I
- Integrated Services Digital Network (ISDN)
- A completely digital telephone/telecommunications network for carrying voice, data, images, and video at high speed by sending digitally encoded signals at speeds of up to 144,000 bps on Basic Rate Interface (BRI-ISDN) lines and much higher on Primary Rate Interface (PRI-ISDN) lines. ISDN is composed of at least three channels and as many as 32 channels, for simultaneous, independently operated transmission of voice and data. See also Basic Rate Interface (BRI-ISDN), Primary Rate Interface (PRI-ISDN).

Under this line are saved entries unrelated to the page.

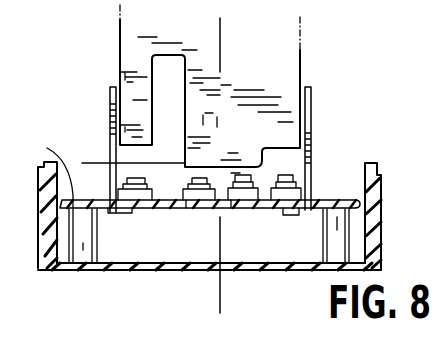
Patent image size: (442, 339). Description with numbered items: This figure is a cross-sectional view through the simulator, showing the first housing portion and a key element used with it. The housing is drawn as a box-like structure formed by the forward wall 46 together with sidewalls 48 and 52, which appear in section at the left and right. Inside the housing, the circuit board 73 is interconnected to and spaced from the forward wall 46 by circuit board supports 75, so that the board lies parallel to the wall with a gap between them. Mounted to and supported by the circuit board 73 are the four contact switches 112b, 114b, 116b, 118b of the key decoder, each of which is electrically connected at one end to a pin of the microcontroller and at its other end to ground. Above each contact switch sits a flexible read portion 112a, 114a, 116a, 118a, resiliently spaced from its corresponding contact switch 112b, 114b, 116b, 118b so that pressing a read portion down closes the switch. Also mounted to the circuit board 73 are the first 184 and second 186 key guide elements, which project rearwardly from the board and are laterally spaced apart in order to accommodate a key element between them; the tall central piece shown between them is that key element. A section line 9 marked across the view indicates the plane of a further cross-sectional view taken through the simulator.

The section line 9- 9 is at (212, 33).
The forward wall 46 is at (67, 273).
The sidewall 48 is at (42, 232).
The sidewall 52 is at (368, 222).
The circuit board 73 is at (44, 195).
The circuit board supports 75 is at (103, 268).
The flexible read portion 112a is at (108, 165).
The contact switch 112b is at (124, 213).
The flexible read portion 114a is at (198, 177).
The contact switch 114b is at (201, 198).
The flexible read portion 116a is at (258, 176).
The contact switch 116b is at (247, 197).
The flexible read portion 118a is at (296, 177).
The contact switch 118b is at (289, 204).
The first key guide element 184 is at (108, 105).
The second key guide element 186 is at (311, 100).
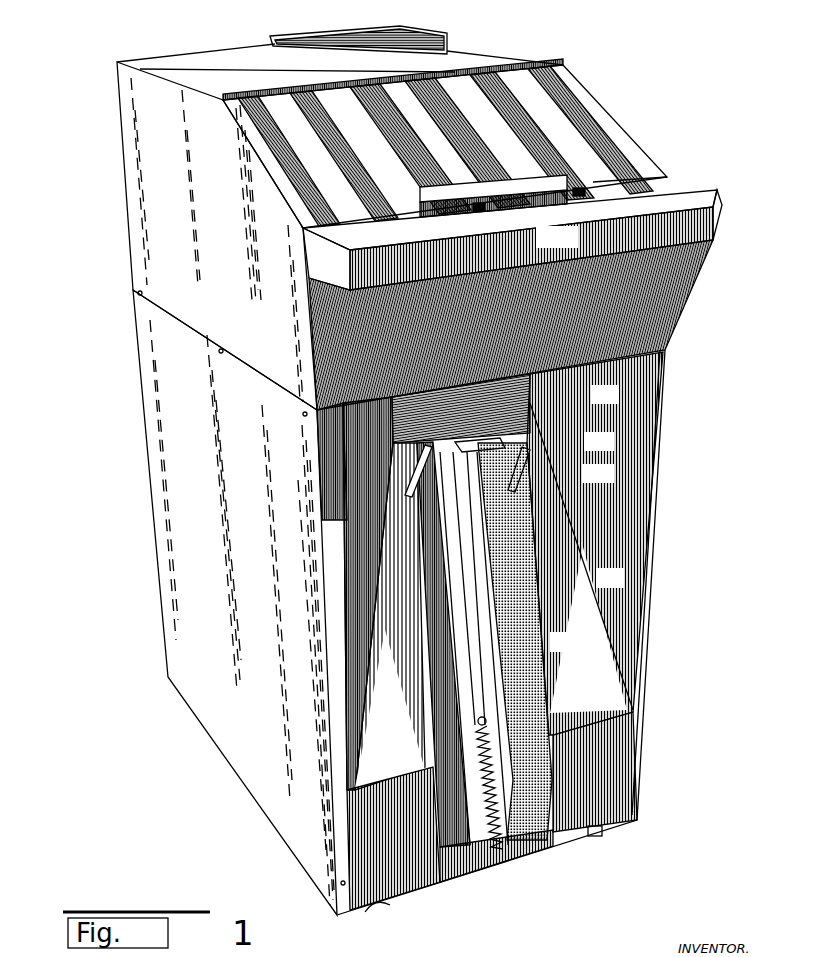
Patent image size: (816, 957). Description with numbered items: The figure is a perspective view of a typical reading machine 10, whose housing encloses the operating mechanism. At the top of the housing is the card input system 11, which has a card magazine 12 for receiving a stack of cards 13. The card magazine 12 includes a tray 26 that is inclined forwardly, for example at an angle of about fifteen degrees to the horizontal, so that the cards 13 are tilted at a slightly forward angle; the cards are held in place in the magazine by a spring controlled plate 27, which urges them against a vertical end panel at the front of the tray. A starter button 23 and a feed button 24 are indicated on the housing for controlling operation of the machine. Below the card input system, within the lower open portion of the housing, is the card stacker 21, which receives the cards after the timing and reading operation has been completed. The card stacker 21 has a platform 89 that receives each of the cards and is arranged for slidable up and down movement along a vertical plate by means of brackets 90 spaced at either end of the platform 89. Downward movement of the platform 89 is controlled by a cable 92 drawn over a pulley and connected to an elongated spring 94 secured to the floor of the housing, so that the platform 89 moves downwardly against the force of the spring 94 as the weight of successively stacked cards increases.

- Interactive Voice Response (IVR) Application
- A telephony application that leads a telephone caller through a hierarchy of menus, delivers voice responses, collects voice and data inputs, and performs other operations on behalf of the caller or the program sponsor. See also Web Telephony.
- inverse multiplexing
- The process whereby bandwidth enables a call to transmit more information at the same time in the same timeframe than information from a single signal transmitted over a single channel. This is accomplished by splitting a single high-speed channel into multiple signals, transmitting the multiple signals over multiple facilities operating at a lower rate than the original signal, and then recombining the separately transmitted portions into the original signal at the original rate. See also bandwidth.
- IP Multicast
- IP multicast is a scheme for sending the same data to several machines simultaneously. A network with multicast-aware routers enabled will be able to convey such information much more rapidly by sending packets just once between routers. For additional information, see About Rendezvous IP Telephony Conferencing.
- ISDN
- See Integrated Services Digital Network (ISDN).